Erfurt. Jörg Pöse wechselte in der ersten Legislatur von der PDS zu Bündnis 90/Die Grünen. Die Landespolitik hat er längst hinter sich gelassen.

Jörg Pöse kommt nur nach Erfurt. Er lebt schon lange in Hessen, engagiert sich beruflich in der Jugendarbeit und im Bereich Fitness. Wenn er seine Eltern im südlichen Sachsen-Anhalt besucht, macht er gern im Thüringer Wald Station. Schön sei es da, sagt er. Zugleich fragt er sich, warum der bereits in den frühen 1990er Jahren ins Auge gefasste Waldumbau nicht viel weiter vorangeschritten ist… Und er sieht manches kritisch in der heute üblichen Klientelpolitik.

Pöse kennt sich mit Landespolitik aus. Vor 30 Jahren war er in Thüringen politisch aktiv: zunächst als Linker in der PDS-Fraktion im Landtag, dann bei Bündnis 90/Die Grünen. Eines seiner Themen: Landwirtschaft. Ihn interessierten auch außerschulische Bildung, Pädagogik und Kinderrechte. Pöse wollte noch zu DDR-Zeiten ins Babyjahr gehen und stieß auf völliges Unverständnis in SED-Kreisen.

Ein großes Thema, das ihn bis heute bewegt, ist die Frage der Repräsentanz aller Bürger; wie kann Mitbestimmung verbessert, wie direkte Demokratie ermöglicht werden kann? Wenn es nach Pöse ginge, würden in allen Parlamenten neben den Abgeordnetenbänken auch dauerhaft leere Stühle stehen, um daran zu erinnern, dass Politik auch für jene gemacht werden muss, die sich nicht an Wahlen beteiligen.

Pöse, 1962 in Eisleben geboren, hat Abitur mit Berufsausbildung gemacht: Als Facharbeiter für chemische Produktion hätte er gerne Chemie studiert. Aber daraus wurde im Land der gelenkten Studienwünsche nichts. So kam Pöse zum Marxismus-Leninismus. Lehrer werden wollte er nicht. Er war Ende der 1980er dann als Diplom-Philosoph an der kritischen Marx-Engels-Gesamtausgabe beteiligt. Vor dem Studium hatte er sich für drei Jahre verpflichtet, um dem Wehrdienst an der Grenze zu entgehen.
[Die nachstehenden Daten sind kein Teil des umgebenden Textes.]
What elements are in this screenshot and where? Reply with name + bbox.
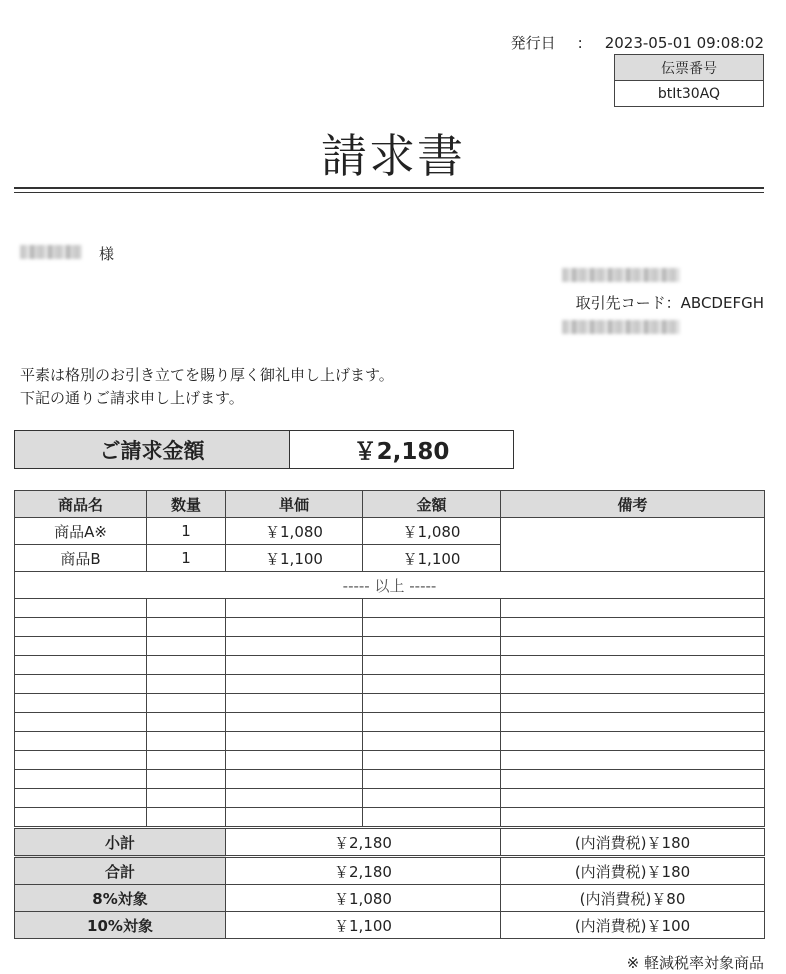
empty-row — [15, 599, 765, 618]
redacted-client-name — [20, 245, 82, 259]
column-header-unit-price: 単価 — [226, 491, 363, 518]
item-unit-price: ￥1,100 — [226, 545, 363, 572]
billing-amount-box — [14, 430, 514, 469]
redacted-sender-line — [562, 320, 680, 334]
rate10-label: 10%対象 — [15, 912, 226, 939]
rate8-label: 8%対象 — [15, 885, 226, 912]
title-divider-inner — [14, 192, 764, 193]
empty-row — [15, 713, 765, 732]
item-unit-price: ￥1,080 — [226, 518, 363, 545]
greeting-line: 下記の通りご請求申し上げます。 — [20, 389, 244, 407]
billing-amount-value: ￥2,180 — [290, 431, 514, 469]
end-marker: ----- 以上 ----- — [15, 572, 765, 599]
rate10-tax: (内消費税)￥100 — [501, 912, 765, 939]
honorific: 様 — [99, 245, 115, 263]
greeting-line: 平素は格別のお引き立てを賜り厚く御礼申し上げます。 — [20, 366, 394, 384]
item-qty: 1 — [147, 518, 226, 545]
total-label: 合計 — [15, 857, 226, 885]
total-row — [15, 857, 765, 885]
empty-row — [15, 732, 765, 751]
footnote: ※ 軽減税率対象商品 — [626, 954, 764, 972]
empty-row — [15, 808, 765, 828]
empty-row — [15, 770, 765, 789]
table-header-row — [15, 491, 765, 518]
column-header-qty: 数量 — [147, 491, 226, 518]
issue-date — [511, 32, 764, 53]
total-amount: ￥2,180 — [226, 857, 501, 885]
title-divider — [14, 187, 764, 189]
subtotal-tax: (内消費税)￥180 — [501, 828, 765, 857]
rate10-row — [15, 912, 765, 939]
rate10-amount: ￥1,100 — [226, 912, 501, 939]
issue-date-value: 2023-05-01 09:08:02 — [604, 34, 764, 52]
subtotal-label: 小計 — [15, 828, 226, 857]
empty-row — [15, 675, 765, 694]
column-header-amount: 金額 — [363, 491, 501, 518]
table-row — [15, 518, 765, 545]
rate8-row — [15, 885, 765, 912]
greeting — [20, 364, 394, 410]
redacted-sender-line — [562, 268, 680, 282]
empty-row — [15, 694, 765, 713]
items-table — [14, 490, 765, 939]
empty-row — [15, 618, 765, 637]
end-marker-row — [15, 572, 765, 599]
column-header-notes: 備考 — [501, 491, 765, 518]
subtotal-amount: ￥2,180 — [226, 828, 501, 857]
rate8-amount: ￥1,080 — [226, 885, 501, 912]
total-tax: (内消費税)￥180 — [501, 857, 765, 885]
client-code: 取引先コード：ABCDEFGH — [575, 294, 764, 312]
item-amount: ￥1,100 — [363, 545, 501, 572]
item-notes — [501, 518, 765, 572]
item-qty: 1 — [147, 545, 226, 572]
item-name: 商品B — [15, 545, 147, 572]
slip-number-value: btIt30AQ — [615, 81, 764, 107]
issue-date-separator: : — [577, 34, 583, 52]
item-amount: ￥1,080 — [363, 518, 501, 545]
slip-number-box — [614, 54, 764, 107]
subtotal-row — [15, 828, 765, 857]
empty-row — [15, 789, 765, 808]
rate8-tax: (内消費税)￥80 — [501, 885, 765, 912]
empty-row — [15, 637, 765, 656]
issue-date-label: 発行日 — [510, 34, 556, 52]
item-name: 商品A※ — [15, 518, 147, 545]
document-title: 請求書 — [321, 129, 465, 183]
empty-row — [15, 656, 765, 675]
column-header-name: 商品名 — [15, 491, 147, 518]
empty-row — [15, 751, 765, 770]
billing-amount-label: ご請求金額 — [15, 431, 290, 469]
slip-number-label: 伝票番号 — [615, 55, 764, 81]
Er landete beim Wachregiment „Feliks Dzierzynski“; Objekt- und Personenschutz gehörte zu den Aufgaben.

Pöse heiratete 1988 eine Erfurterin, wurde 1989 Vater, war 1990 bereits wieder geschieden – und ist später auch deshalb nach Hessen gegangen, um seiner kleinen Tochter nahe zu sein.

In den End-80ern versuchte Pöse seinen eigenen Weg zu gehen: Ihn interessierte nicht, wie sich die SED in die neuen Zeiten retten konnte. Er hoffte darauf, dass linke Politik möglich würde. Als er 1989 die GST (Gesellschaft für Sport und Technik) verließ, brachte ihm das noch einen Rüffel ein. Im Winter 1990 gab Pöse seinen Posten auf und begann als Hilfsarbeiter bei der Post in Erfurt. Zugleich engagierte er sich politisch und wurde als einer von neun Abgeordneten des Linke Liste-PDS Mitte Oktober 1990 in den Thüringer Landtag gewählt.

Pöse ist gut in Erinnerung, was damals möglich war: über die Grenzen der Fraktion hinweg miteinander reden und nach Lösungen suchen. Das fand aus seiner Sicht ein Ende mit der zunehmenden Professionalisierung der Landespolitik, als Bernhard Vogel an die Stelle des ersten Ministerpräsidenten Josef Duchac (beide CDU) trat. Pöse erinnert sich an einen Termin im Landtag: Da habe Kanzler Helmut Kohl alle Landräte um sich versammelt. Er habe, sagt Pöse, erst im Verlauf der Veranstaltung verstanden, dass es nur noch um Parteipolitik ging…

Pöse wechselte zu Bündnis 90/Grüne, als deren der Fraktionsstatus durch das Ausscheiden zweiter Abgeordneter abhanden zu kommen drohte. 1994 war für Pöse Schluss mit Landespolitik. Er findet noch immer, dass Politik sich stärker um die Anliegen aller kümmern müsse. Deshalb ist er auch nicht für die Verkleinerung des Bundestages.